Le métier de pilote de chasse est, selon moi, l’un des plus passionnants tant au niveau de la difficulté technique de la maitrise de la « bête » que des dangers et sensations qu’on puisse vivre aux commandes d’un chasseur.
Chaque apprenti pilote militaire se voit déjà aux commandes d’un chasseur supersonique prêt à en découdre avec d’éventuels agresseurs grâce à l’arsenal mis à sa disposition. Mais avant cela pour le jour où éventuellement il tombera sur plus fort que lui, il doit faire connaissance avec celui qui pourrait devenir son meilleur ami.
Depuis que l’aéronautique est devenue militaire, c’est-à-dire combattante, les constructeurs d’avions de chasse n’ont eu de cesse de trouver des moyens de préserver la vie des pilotes dont l’avion était rendu inopérant suite à un combat ou un dysfonctionnement majeur.
Il y eut tout d’abord le parachute dont les premières ébauches furent dessinées par Léonard de Vinci bien avant que les frères Wright ne prennent leur envol.
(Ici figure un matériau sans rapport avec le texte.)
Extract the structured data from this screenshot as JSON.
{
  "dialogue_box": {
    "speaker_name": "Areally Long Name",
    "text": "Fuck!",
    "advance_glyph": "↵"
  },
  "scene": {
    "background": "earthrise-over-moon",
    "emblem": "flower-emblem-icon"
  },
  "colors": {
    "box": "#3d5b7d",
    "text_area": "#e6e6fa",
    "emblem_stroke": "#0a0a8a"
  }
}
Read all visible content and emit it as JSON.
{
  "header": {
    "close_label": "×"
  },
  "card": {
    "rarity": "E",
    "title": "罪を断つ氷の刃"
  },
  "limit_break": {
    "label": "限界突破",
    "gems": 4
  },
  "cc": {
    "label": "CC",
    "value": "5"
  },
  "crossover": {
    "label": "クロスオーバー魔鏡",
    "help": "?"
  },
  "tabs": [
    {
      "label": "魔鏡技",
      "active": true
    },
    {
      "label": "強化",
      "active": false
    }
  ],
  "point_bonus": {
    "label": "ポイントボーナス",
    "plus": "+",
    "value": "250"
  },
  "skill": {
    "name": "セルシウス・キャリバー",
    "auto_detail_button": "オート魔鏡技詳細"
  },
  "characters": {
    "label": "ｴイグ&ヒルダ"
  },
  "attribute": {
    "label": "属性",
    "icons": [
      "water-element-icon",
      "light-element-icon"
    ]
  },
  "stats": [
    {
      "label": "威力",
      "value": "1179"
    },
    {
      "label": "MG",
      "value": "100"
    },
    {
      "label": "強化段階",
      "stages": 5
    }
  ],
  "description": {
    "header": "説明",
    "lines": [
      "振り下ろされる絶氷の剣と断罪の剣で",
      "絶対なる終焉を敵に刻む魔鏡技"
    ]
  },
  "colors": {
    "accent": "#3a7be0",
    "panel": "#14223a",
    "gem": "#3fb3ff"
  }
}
Mais il ne fut réellement développé qu’après le premier conflit mondial moderne qui vit les tout premiers combats aériens et dont les pilotes abattus n’avaient d’autre choix que de s’écraser dans leurs appareils en feu ou dans le meilleur des cas avaient une fin rapide suite à une rafale de mitrailleuse en combat rapproché. Je me rappelle de mes premiers vols en Fouga magister, un vieil avion d’entrainement des forces aériennes Françaises dont la méthode d’évacuation d’urgence était de larguer la verrière puis en fonction de la situation se mettre sur le dos puis ouvrir le harnais de rétention au siège et ainsi tomber pour après ouvrir le parachute. Ou bien, méthode plus exotique ou aléatoire selon le point de vue, larguer la verrière, « ramper » sur l’aile……..puis sauter, car dans le cas contraire, si on ne rampait pas, on se prenait la gouverne arrière qui avait la forme d’un énorme V. Et il en fut de même pour les pilotes jusqu’à l’invention du siège éjectable, bouée de sauvetage du pilote en perdition.
Le principe en est relativement simple. Il faut extraire le ou les occupants de l’avion en perdition avant que celui-ci ne percute le sol et si possible dans des conditions de sécurité maximales afin que le ou les parachutes puissent s’ouvrir. Dit de même c’est simple, mais attendez de lire ce qui suit.
Un de mes instructeurs en école de mécanique aéronautique avait coutume de dire que le siège éjectable est la seule chose qui doit parfaitement fonctionner quand plus rien ne va dans l’avion, et que le mécanicien responsable de son bon fonctionnement est la dernière personne dont se rappellera un pilote avant de rencontrer son créateur. Et c’est vrai.
Celui qui, dans la très grande majorité des cas, ne sert qu’au confort du pilote dans l’avion, est en fait un enchevêtrement de dizaines de mécanismes, dont plusieurs sont pyrotechniques, qui permettent la mise en œuvre de ce qu’il conviendrait aussi d’appeler une véritable catapulte aéroportée. Car c’est tout un coup de pied dans les fesses que se prend le pilote qui actionne la poignée d’éjection après avoir épuisé toutes les options qui s’offraient à lui pour sauver son aéronef. Cependant, avec l’évolution des technologies, la violence de l’éjection s’est considérablement adoucie. D’environ 20 « G » ou atmosphères instantanées, les accélérations subies sont devenues plus progressives tout en étant plus efficaces. Pour vulgariser à l’extrême, un siège éjectable est ni plu ni moins qu’un fauteuil posé sur un canon qui va se trouver propulsé dans les airs lors de la mise à feu de ce dernier. Tout un coup de pied aux fesses je vous disais.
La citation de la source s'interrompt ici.